Christian Camargo’s lean spectacle-geeky handsomeness belies how effective he is with the main burden of Evans, and Heather Burns as McGraw in particular and Farrow consistently swoops in and out of movie to intimate self, often with intimate close-ups. Danny Huston’s persona bellows every mogul including throating out a softer older Evans. The ensemble’s hardly less remarkable: Thomas Arnold, Max Casella, Clint Dyer, Ajay Naidu and Madeline Potter.

 

The ensemble dazzles, sometimes in depth. All said, Evans is resistant. Even two hours fifteen running time hardly crams in the moment’s talent, but that sliver of genius, Evans’ timing, is pitched to radiant self-addiction. It’s seized on here, a narcissism needing to reflect other faces than his own in his lenses. The riddle of friends’ loyalty can’t be sounded for instance. Nicholson’s, or James Cagney who saves Evans in his first picture: both men turn lifelong friends.

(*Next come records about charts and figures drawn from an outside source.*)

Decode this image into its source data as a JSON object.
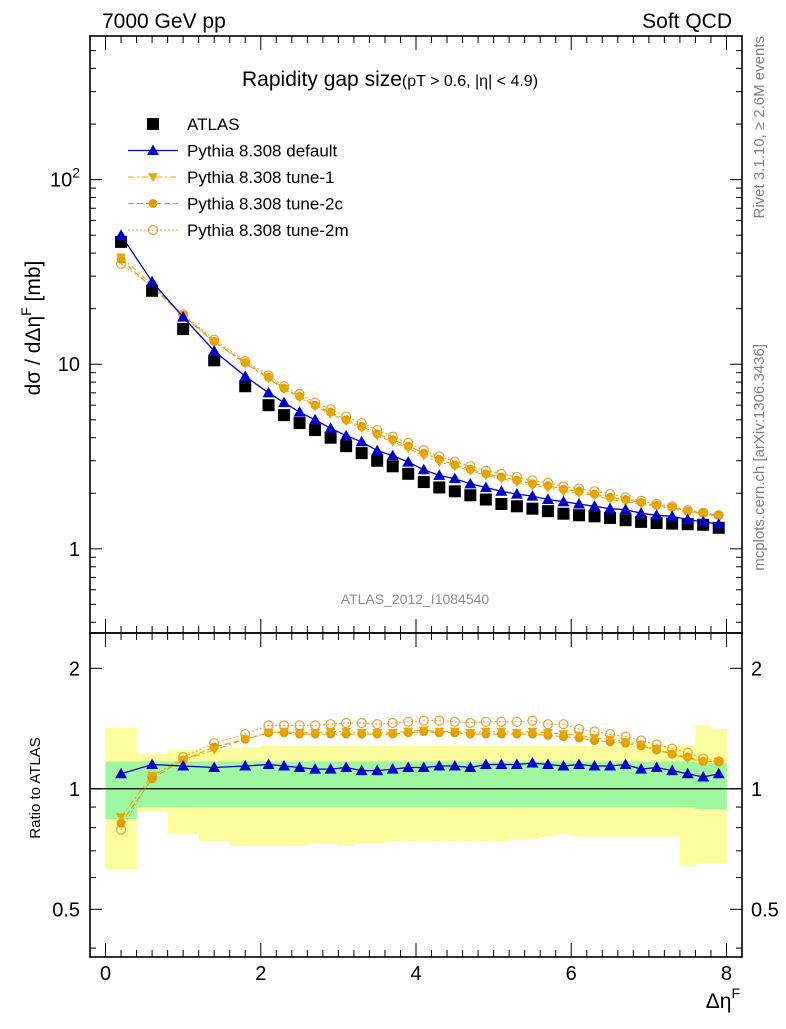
{
  "header": {
    "left": "7000 GeV pp",
    "right": "Soft QCD"
  },
  "side_labels": {
    "rivet": "Rivet 3.1.10, ≥ 2.6M events",
    "mcplots": "mcplots.cern.ch [arXiv:1306.3436]"
  },
  "chart_data": [
    {
      "type": "scatter",
      "panel": "main",
      "title_main": "Rapidity gap size",
      "title_cut_pre": "(pT > 0.6, |",
      "title_cut_eta": "η",
      "title_cut_post": "| < 4.9)",
      "ylabel_parts": [
        "dσ / dΔη",
        "F",
        " [mb]"
      ],
      "xlabel_parts": [
        "Δη",
        "F"
      ],
      "analysis_tag": "ATLAS_2012_I1084540",
      "yscale": "log",
      "ylim": [
        0.35,
        600
      ],
      "xlim": [
        -0.2,
        8.2
      ],
      "yticks": [
        {
          "v": 1,
          "label": "1"
        },
        {
          "v": 10,
          "label": "10"
        }
      ],
      "ytick_100": {
        "v": 100,
        "base": "10",
        "exp": "2"
      },
      "xticks": [
        {
          "v": 0,
          "label": "0"
        },
        {
          "v": 2,
          "label": "2"
        },
        {
          "v": 4,
          "label": "4"
        },
        {
          "v": 6,
          "label": "6"
        },
        {
          "v": 8,
          "label": "8"
        }
      ],
      "legend_position": "top-left",
      "x": [
        0.2,
        0.6,
        1.0,
        1.4,
        1.8,
        2.1,
        2.3,
        2.5,
        2.7,
        2.9,
        3.1,
        3.3,
        3.5,
        3.7,
        3.9,
        4.1,
        4.3,
        4.5,
        4.7,
        4.9,
        5.1,
        5.3,
        5.5,
        5.7,
        5.9,
        6.1,
        6.3,
        6.5,
        6.7,
        6.9,
        7.1,
        7.3,
        7.5,
        7.7,
        7.9
      ],
      "series": [
        {
          "name": "ATLAS",
          "marker": "square",
          "color": "#000000",
          "values": [
            46,
            25,
            15.5,
            10.5,
            7.6,
            6.0,
            5.3,
            4.8,
            4.4,
            4.0,
            3.6,
            3.3,
            3.0,
            2.8,
            2.55,
            2.3,
            2.15,
            2.05,
            1.95,
            1.85,
            1.75,
            1.7,
            1.65,
            1.6,
            1.55,
            1.52,
            1.5,
            1.47,
            1.43,
            1.4,
            1.38,
            1.37,
            1.36,
            1.35,
            1.3
          ]
        },
        {
          "name": "Pythia 8.308 default",
          "marker": "triangle-up",
          "color": "#0000cc",
          "line": "solid",
          "values": [
            50,
            28,
            18,
            11.8,
            8.6,
            7.0,
            6.2,
            5.5,
            5.0,
            4.5,
            4.1,
            3.8,
            3.4,
            3.2,
            2.95,
            2.68,
            2.5,
            2.4,
            2.25,
            2.15,
            2.05,
            1.98,
            1.93,
            1.85,
            1.8,
            1.75,
            1.7,
            1.65,
            1.63,
            1.56,
            1.52,
            1.5,
            1.44,
            1.4,
            1.36
          ]
        },
        {
          "name": "Pythia 8.308 tune-1",
          "marker": "triangle-down",
          "color": "#e8a800",
          "line": "dashdot",
          "values": [
            38,
            27,
            18.2,
            13.2,
            10.1,
            8.4,
            7.3,
            6.6,
            5.9,
            5.4,
            4.9,
            4.5,
            4.1,
            3.8,
            3.5,
            3.2,
            2.95,
            2.8,
            2.65,
            2.5,
            2.4,
            2.3,
            2.2,
            2.15,
            2.05,
            2.0,
            1.95,
            1.85,
            1.8,
            1.75,
            1.7,
            1.65,
            1.58,
            1.55,
            1.5
          ]
        },
        {
          "name": "Pythia 8.308 tune-2c",
          "marker": "circle",
          "color": "#e09b00",
          "line": "dashed",
          "values": [
            37,
            26,
            18.4,
            13.3,
            10.2,
            8.5,
            7.4,
            6.7,
            6.0,
            5.5,
            5.0,
            4.6,
            4.2,
            3.9,
            3.6,
            3.3,
            3.05,
            2.85,
            2.7,
            2.55,
            2.45,
            2.35,
            2.25,
            2.2,
            2.1,
            2.05,
            1.98,
            1.9,
            1.85,
            1.78,
            1.72,
            1.68,
            1.6,
            1.56,
            1.52
          ]
        },
        {
          "name": "Pythia 8.308 tune-2m",
          "marker": "circle-open",
          "color": "#e8a030",
          "line": "dotted",
          "values": [
            35,
            26.5,
            18.6,
            13.6,
            10.4,
            8.7,
            7.6,
            6.9,
            6.2,
            5.7,
            5.2,
            4.8,
            4.4,
            4.05,
            3.75,
            3.42,
            3.17,
            2.97,
            2.8,
            2.65,
            2.55,
            2.45,
            2.35,
            2.28,
            2.18,
            2.12,
            2.05,
            1.98,
            1.9,
            1.82,
            1.75,
            1.7,
            1.62,
            1.57,
            1.52
          ]
        }
      ]
    },
    {
      "type": "scatter",
      "panel": "ratio",
      "ylabel": "Ratio to ATLAS",
      "yscale": "log",
      "ylim": [
        0.38,
        2.45
      ],
      "xlim": [
        -0.2,
        8.2
      ],
      "yticks": [
        {
          "v": 0.5,
          "label": "0.5"
        },
        {
          "v": 1,
          "label": "1"
        },
        {
          "v": 2,
          "label": "2"
        }
      ],
      "reference_line": 1,
      "bands": {
        "green_color": "#9ff79f",
        "yellow_color": "#fdfd9d",
        "bin_edges": [
          0.0,
          0.4,
          0.8,
          1.2,
          1.6,
          2.0,
          2.2,
          2.4,
          2.6,
          2.8,
          3.0,
          3.2,
          3.4,
          3.6,
          3.8,
          4.0,
          4.2,
          4.4,
          4.6,
          4.8,
          5.0,
          5.2,
          5.4,
          5.6,
          5.8,
          6.0,
          6.2,
          6.4,
          6.6,
          6.8,
          7.0,
          7.2,
          7.4,
          7.6,
          7.8,
          8.0
        ],
        "green_lo": [
          0.84,
          0.9,
          0.9,
          0.9,
          0.9,
          0.9,
          0.9,
          0.9,
          0.9,
          0.9,
          0.9,
          0.9,
          0.9,
          0.9,
          0.9,
          0.9,
          0.9,
          0.9,
          0.9,
          0.9,
          0.9,
          0.9,
          0.9,
          0.9,
          0.9,
          0.9,
          0.9,
          0.9,
          0.9,
          0.9,
          0.9,
          0.9,
          0.9,
          0.89,
          0.89
        ],
        "green_hi": [
          1.17,
          1.17,
          1.17,
          1.17,
          1.17,
          1.17,
          1.17,
          1.17,
          1.17,
          1.17,
          1.17,
          1.17,
          1.17,
          1.17,
          1.17,
          1.17,
          1.17,
          1.17,
          1.17,
          1.17,
          1.17,
          1.17,
          1.17,
          1.17,
          1.17,
          1.17,
          1.17,
          1.17,
          1.17,
          1.17,
          1.17,
          1.17,
          1.17,
          1.16,
          1.16
        ],
        "yellow_lo": [
          0.63,
          0.88,
          0.77,
          0.74,
          0.72,
          0.72,
          0.72,
          0.72,
          0.73,
          0.73,
          0.72,
          0.73,
          0.73,
          0.74,
          0.74,
          0.74,
          0.74,
          0.74,
          0.74,
          0.74,
          0.74,
          0.75,
          0.75,
          0.76,
          0.77,
          0.76,
          0.76,
          0.76,
          0.76,
          0.76,
          0.76,
          0.76,
          0.64,
          0.65,
          0.65
        ],
        "yellow_hi": [
          1.42,
          1.22,
          1.25,
          1.26,
          1.27,
          1.28,
          1.28,
          1.28,
          1.28,
          1.28,
          1.28,
          1.28,
          1.28,
          1.28,
          1.28,
          1.28,
          1.28,
          1.28,
          1.28,
          1.28,
          1.28,
          1.28,
          1.28,
          1.28,
          1.28,
          1.28,
          1.28,
          1.28,
          1.28,
          1.28,
          1.28,
          1.28,
          1.28,
          1.44,
          1.41
        ]
      },
      "x": [
        0.2,
        0.6,
        1.0,
        1.4,
        1.8,
        2.1,
        2.3,
        2.5,
        2.7,
        2.9,
        3.1,
        3.3,
        3.5,
        3.7,
        3.9,
        4.1,
        4.3,
        4.5,
        4.7,
        4.9,
        5.1,
        5.3,
        5.5,
        5.7,
        5.9,
        6.1,
        6.3,
        6.5,
        6.7,
        6.9,
        7.1,
        7.3,
        7.5,
        7.7,
        7.9
      ],
      "series": [
        {
          "name": "Pythia 8.308 default",
          "marker": "triangle-up",
          "color": "#0000cc",
          "line": "solid",
          "values": [
            1.09,
            1.15,
            1.14,
            1.13,
            1.14,
            1.15,
            1.14,
            1.13,
            1.12,
            1.12,
            1.13,
            1.11,
            1.11,
            1.12,
            1.13,
            1.13,
            1.14,
            1.14,
            1.13,
            1.15,
            1.15,
            1.15,
            1.16,
            1.15,
            1.14,
            1.15,
            1.14,
            1.14,
            1.15,
            1.12,
            1.13,
            1.11,
            1.09,
            1.07,
            1.09
          ]
        },
        {
          "name": "Pythia 8.308 tune-1",
          "marker": "triangle-down",
          "color": "#e8a800",
          "line": "dashdot",
          "values": [
            0.85,
            1.08,
            1.18,
            1.25,
            1.33,
            1.38,
            1.39,
            1.38,
            1.38,
            1.39,
            1.39,
            1.38,
            1.38,
            1.38,
            1.39,
            1.4,
            1.39,
            1.39,
            1.38,
            1.39,
            1.39,
            1.38,
            1.39,
            1.38,
            1.37,
            1.36,
            1.34,
            1.33,
            1.31,
            1.29,
            1.26,
            1.22,
            1.19,
            1.17,
            1.17
          ]
        },
        {
          "name": "Pythia 8.308 tune-2c",
          "marker": "circle",
          "color": "#e09b00",
          "line": "dashed",
          "values": [
            0.82,
            1.06,
            1.18,
            1.27,
            1.33,
            1.38,
            1.38,
            1.37,
            1.37,
            1.37,
            1.37,
            1.37,
            1.37,
            1.37,
            1.38,
            1.39,
            1.38,
            1.38,
            1.37,
            1.37,
            1.37,
            1.37,
            1.37,
            1.36,
            1.35,
            1.34,
            1.32,
            1.31,
            1.3,
            1.28,
            1.25,
            1.22,
            1.2,
            1.17,
            1.17
          ]
        },
        {
          "name": "Pythia 8.308 tune-2m",
          "marker": "circle-open",
          "color": "#e8a030",
          "line": "dotted",
          "values": [
            0.79,
            1.07,
            1.2,
            1.3,
            1.37,
            1.44,
            1.44,
            1.44,
            1.44,
            1.45,
            1.46,
            1.46,
            1.45,
            1.46,
            1.47,
            1.48,
            1.48,
            1.47,
            1.46,
            1.47,
            1.47,
            1.47,
            1.48,
            1.45,
            1.45,
            1.41,
            1.39,
            1.37,
            1.35,
            1.32,
            1.29,
            1.26,
            1.23,
            1.19,
            1.17
          ]
        }
      ]
    }
  ]
}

Why?

 

In the best sense this production’s stupefying, a spectacle shot through with theatrical tropes suggests that, if they could be more frequent, Kid would be dramatically breathtaking too. And it is thrillingly itself. But how jettison anything? Perhaps another fifteen minutes of unfamous Evans. What’s glimpsed behind that glare eludes us. Evans can’t tell us himself, and it’s time to be gone.